Each line above is a category of somewhat related causes of deaths. If you look at the last subcategory of the "New York Times" data set, I have divided the "terrorism" and "homicide" categories roughly. In other words, any kind of attack that does not consist of the word "terror" has fallen under the "homicide" category. However, I must say that dividing these two categories even though they have a lot of differences is not easy. For example, "knife attack" can fall into "terrorism" but I am assuming that the author by mentioning three different categories of "terrorism", "terrorist", and especially "terror attack" has caught all the terror attacks. Therefore, the columns "shootings" and other mentioned ones are not related to terrorism. (Having said all that, initially I did put all "homicide", "murder", "manslaughter", "assassination", "shootings", "gun violence", "knife attack", "knifing", "lynching", "terrorism", "terrorist", "terror attack" under one category named "homicide". Accordingly, for the "cdc" and "google trends" data set I put "homicide" and "terrorism" into one category. So that all data sets in this case have 12 distinctive causes of death rather than 13. The plot of this scenario is named "plot1" and is in the folder "draft_plots". It seemed as the former scenario is more reasonable than this one based on the indicated reasons). In in the "draft_plots" folder there are six other plots which give good intuition about each data set separately.
3) Then we made the structure of all three datasets similar by doing the following two processes:
3.1) making the causes of deaths as the column names and making the year of occurence as row names.
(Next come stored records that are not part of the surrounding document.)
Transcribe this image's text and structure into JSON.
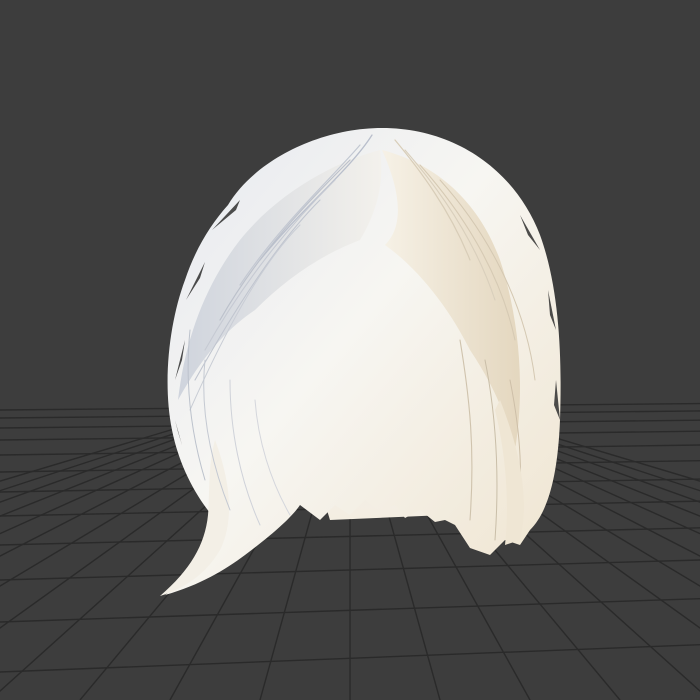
{
  "viewport": {
    "background_color": "#3d3d3d",
    "grid_line_color": "#2a2a2a",
    "grid_visible": true
  },
  "model": {
    "subject": "hair",
    "base_color": "#f4f2ee",
    "shadow_color": "#c9ccd3",
    "warm_color": "#f1e6d2",
    "edge_color": "#2b2b2b"
  }
}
3.2) renaming the column names so that they have the same name. For example; drug overdose == overdose
4) finally we joined the data sets. Take note that each data record has a label which shows which data set it was taken from.
5) to plot the data sets, I have chosen the facet model. The reason is that I now have a grid where each plot shows the data set it is representing and the cause of death it is related to.
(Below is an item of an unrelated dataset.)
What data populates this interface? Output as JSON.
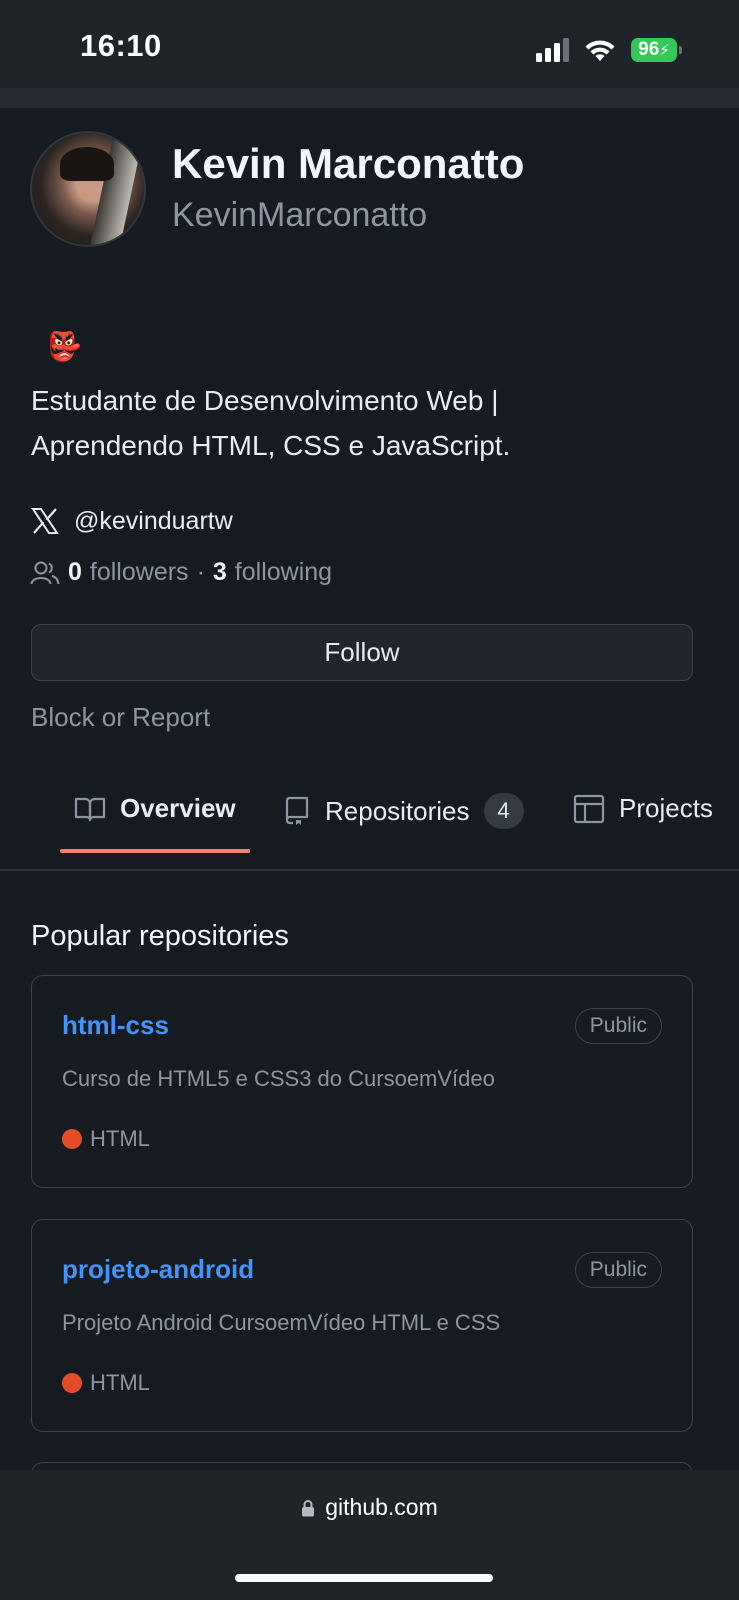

Final note: my grouping of the causes of death and especially the "medical diseases" was based on my general knowledge and understanding. There are other, perhaps better ways to do the grouping.
### 5) Conclusion:
as the plot shows, it seems that based on the "cdc" data set "heart" and "cancer" diseases are the primary mains of causes of death. Based on "google trends", "stroke" has the largest number followed by "kidney" and "cancer" respectively. Based on "New York Times", "terrorism", "homocide", and "cancer" are the three main primary causes of deaths.
The noticeable fact:
1) cancer is one of the primary causes of deaths in all three data sets.